A en croire Elvis Azié, l’Uvicoci a bien pris la mesure de la problématique. « C’est une priorité pour nous. Et c’est d’ailleurs ce que nous avions en première ligne lors des états généraux des marchés en décembre 2020. Nous avons parlé des incendies, mais également d’autres problématiques tels que les cas de vol et les mauvaises conditions d’hygiène. Nous allons saisir l’Ordre des architectes dans notre démarche, car le marché est aussi une composante de façade urbanistique de la zone où il est situé », indique-t-il.
Les incendies sont certes l’aspect le plus spectaculaire et le plus dramatique de la problématique globale des marchés en Côte d’Ivoire, mais Dr Elvis Azié pense que la question de l’hygiène et de la santé est beaucoup plus grave et mérite aussi qu’on s’y arrête.
F.EHOUMAN
Yamoussoukro attend son tour
La problématique des marchés est cruciale à Yamoussoukro, pourtant capitale politique et administrative de la Côte d’Ivoire. La ville de 340 000 habitants située à 242 kilomètres d’Abidjan abrite de grandes institutions de la République et des infrastructures modernes. Elle dispose aussi de suffisamment d’espaces exploitables pour la réalisation d’infrastructures de développement.
Aucun marché construit
Malgré tous ses atouts et l’importance qu’elle a pour le pays, la ville de Yamoussoukro n’a jusque-là aucune infrastructure de marché digne de ce nom.Les quelques marchés de la ville sont presque tous informels, à commencer par le grand marché qui ne cesse de brûler du fait de sa saturation et de son manque criant d’équipements. Les nombreux commerçants de la ville s’installent et exercent dans l’anarchie. Il y en a qui ont carrément occupé des routes. Le maire Gnrangbé
Kouacou, qui nous a reçus à son bureau le 16 septembre 2022, explique cette situation par la faiblesse des moyens mis à sa disposition.
« Il nous faut un nouveau marché comme ce qui est en train d’être construit à Bouaké, puisque le seul existant est surpeuplé. Pour construire un grand marché moderne, il nous faudra pas moins de six milliards de F Cfa, ce qui représente un peu plus du double du budget total de la mairie », explique le maire.

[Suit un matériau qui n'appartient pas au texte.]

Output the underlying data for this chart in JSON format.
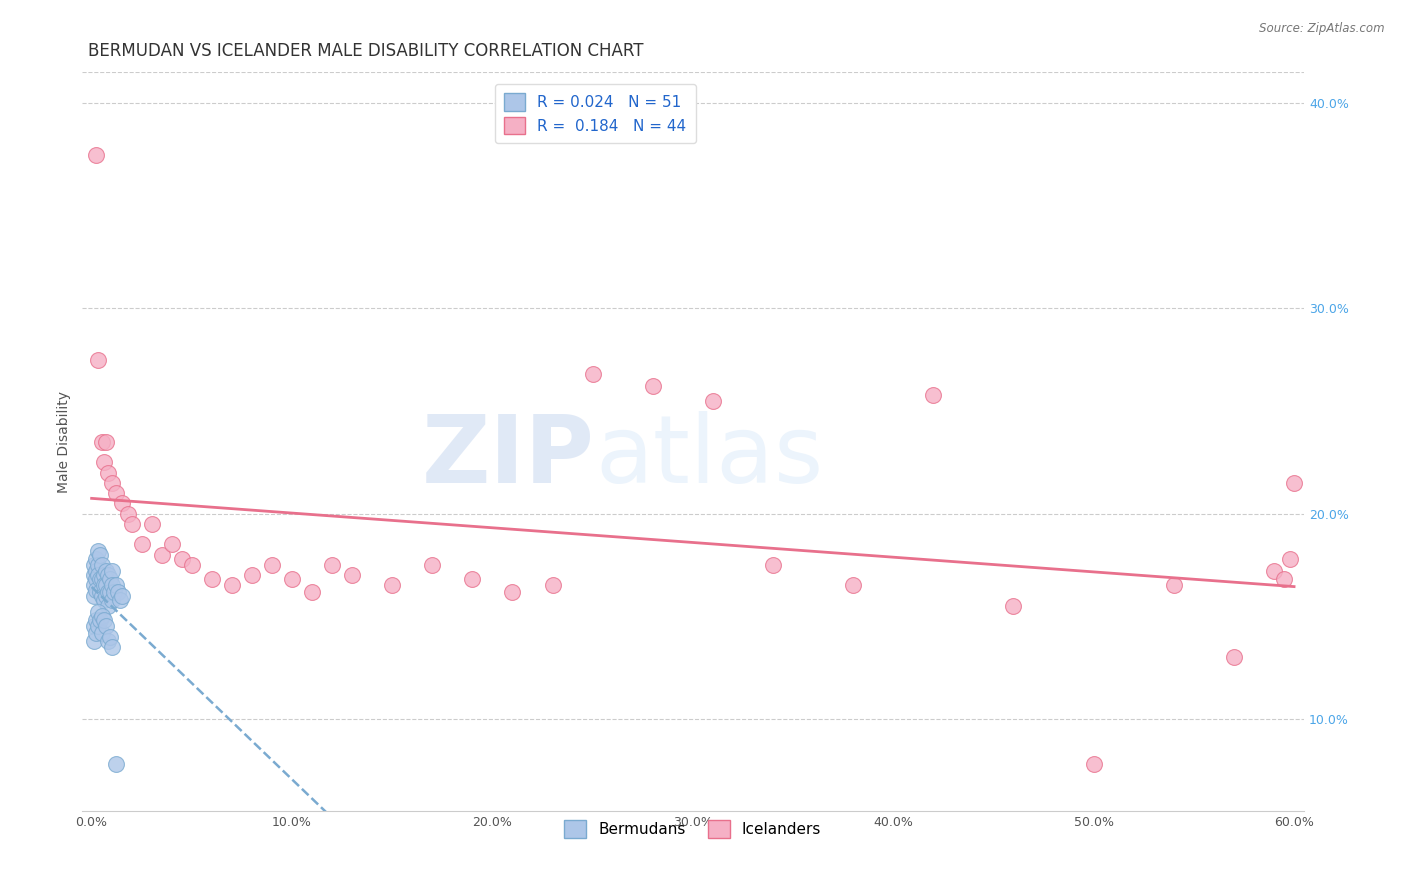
{
  "title": "BERMUDAN VS ICELANDER MALE DISABILITY CORRELATION CHART",
  "source": "Source: ZipAtlas.com",
  "ylabel": "Male Disability",
  "xlim": [
    -0.005,
    0.605
  ],
  "ylim": [
    0.055,
    0.415
  ],
  "xticks": [
    0.0,
    0.1,
    0.2,
    0.3,
    0.4,
    0.5,
    0.6
  ],
  "xticklabels": [
    "0.0%",
    "10.0%",
    "20.0%",
    "30.0%",
    "40.0%",
    "50.0%",
    "60.0%"
  ],
  "yticks": [
    0.1,
    0.2,
    0.3,
    0.4
  ],
  "yticklabels": [
    "10.0%",
    "20.0%",
    "30.0%",
    "40.0%"
  ],
  "bermudan_R": 0.024,
  "bermudan_N": 51,
  "icelander_R": 0.184,
  "icelander_N": 44,
  "bermudan_color": "#adc6e8",
  "icelander_color": "#f5b0c5",
  "bermudan_edge_color": "#7aaad0",
  "icelander_edge_color": "#e8708c",
  "bermudan_line_color": "#7aaad0",
  "icelander_line_color": "#e8708c",
  "watermark_zip": "ZIP",
  "watermark_atlas": "atlas",
  "title_fontsize": 12,
  "axis_label_fontsize": 10,
  "tick_fontsize": 9,
  "legend_fontsize": 11,
  "bermudan_x": [
    0.001,
    0.001,
    0.001,
    0.001,
    0.002,
    0.002,
    0.002,
    0.002,
    0.003,
    0.003,
    0.003,
    0.004,
    0.004,
    0.004,
    0.005,
    0.005,
    0.005,
    0.006,
    0.006,
    0.006,
    0.007,
    0.007,
    0.007,
    0.008,
    0.008,
    0.008,
    0.009,
    0.009,
    0.01,
    0.01,
    0.01,
    0.011,
    0.012,
    0.013,
    0.014,
    0.015,
    0.001,
    0.001,
    0.002,
    0.002,
    0.003,
    0.003,
    0.004,
    0.005,
    0.005,
    0.006,
    0.007,
    0.008,
    0.009,
    0.01,
    0.012
  ],
  "bermudan_y": [
    0.175,
    0.17,
    0.165,
    0.16,
    0.178,
    0.172,
    0.168,
    0.163,
    0.182,
    0.175,
    0.17,
    0.18,
    0.168,
    0.162,
    0.175,
    0.168,
    0.16,
    0.17,
    0.165,
    0.158,
    0.172,
    0.165,
    0.16,
    0.17,
    0.162,
    0.155,
    0.168,
    0.162,
    0.172,
    0.165,
    0.158,
    0.162,
    0.165,
    0.162,
    0.158,
    0.16,
    0.145,
    0.138,
    0.148,
    0.142,
    0.152,
    0.145,
    0.148,
    0.15,
    0.142,
    0.148,
    0.145,
    0.138,
    0.14,
    0.135,
    0.078
  ],
  "icelander_x": [
    0.002,
    0.003,
    0.005,
    0.006,
    0.007,
    0.008,
    0.01,
    0.012,
    0.015,
    0.018,
    0.02,
    0.025,
    0.03,
    0.035,
    0.04,
    0.045,
    0.05,
    0.06,
    0.07,
    0.08,
    0.09,
    0.1,
    0.11,
    0.12,
    0.13,
    0.15,
    0.17,
    0.19,
    0.21,
    0.23,
    0.25,
    0.28,
    0.31,
    0.34,
    0.38,
    0.42,
    0.46,
    0.5,
    0.54,
    0.57,
    0.59,
    0.595,
    0.598,
    0.6
  ],
  "icelander_y": [
    0.375,
    0.275,
    0.235,
    0.225,
    0.235,
    0.22,
    0.215,
    0.21,
    0.205,
    0.2,
    0.195,
    0.185,
    0.195,
    0.18,
    0.185,
    0.178,
    0.175,
    0.168,
    0.165,
    0.17,
    0.175,
    0.168,
    0.162,
    0.175,
    0.17,
    0.165,
    0.175,
    0.168,
    0.162,
    0.165,
    0.268,
    0.262,
    0.255,
    0.175,
    0.165,
    0.258,
    0.155,
    0.078,
    0.165,
    0.13,
    0.172,
    0.168,
    0.178,
    0.215
  ],
  "bermudan_line_start_x": 0.001,
  "bermudan_line_end_x": 0.6,
  "icelander_line_start_x": 0.002,
  "icelander_line_end_x": 0.6
}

L’insuffisance de moyens financiers est donc ce qui explique qu’il n’y ait jusque-là aucun marché construit à Yamoussoukro. « C’est aussi la raison pour laquelle il y a à chaque fois des incendies au grand marché. Il faut que le gouvernement nous apporte une aide conséquente pour nous permettre de jouer pleinement notre rôle », plaide l’édile de la ville.
Des projets, mais pas de financement
Il existe pourtant des projets viables, qui attendent d’être financés. En effet, la mairie de Yamoussoukro a prévu trois sites, en plus de celui du grand marché, où elle projette de construire de véritables marchés. Un site d’un hectare au quartier N’Zuessy, un autre de deux hectares derrière la Fondation Félix Houphouët-Boigny et le dernier, le plus grand, à Kokrénou.
D’une superficie de 37 hectares, ce dernier site a été prévu depuis l’époque du Président Houphouët-Boigny. C’est sur ce site que la mairie concentre toute son attention. Il doit abriter plusieurs infrastructures modernes dont un marché « digne de la capitale », une gare routière, un commissariat et un centre de santé.
A défaut d’obtenir l’investissement de la part de l’Etat, la mairie de Yamoussoukro étudie la possibilité de le réaliser en Bot (Buildoperate and transfert). « Nos demandes incessantes auprès de la tutelle ne trouvent pas de réponse favorable depuis, or le besoin se fait insistant. Nous avons donc entrepris des discussions avec des opérateurs économiques dont certains semblentpartants pour le projet », affirme le premier magistrat de la ville. En attendant le financement pour sa construction, des commerçants ont commencé à occuper anarchiquement le site.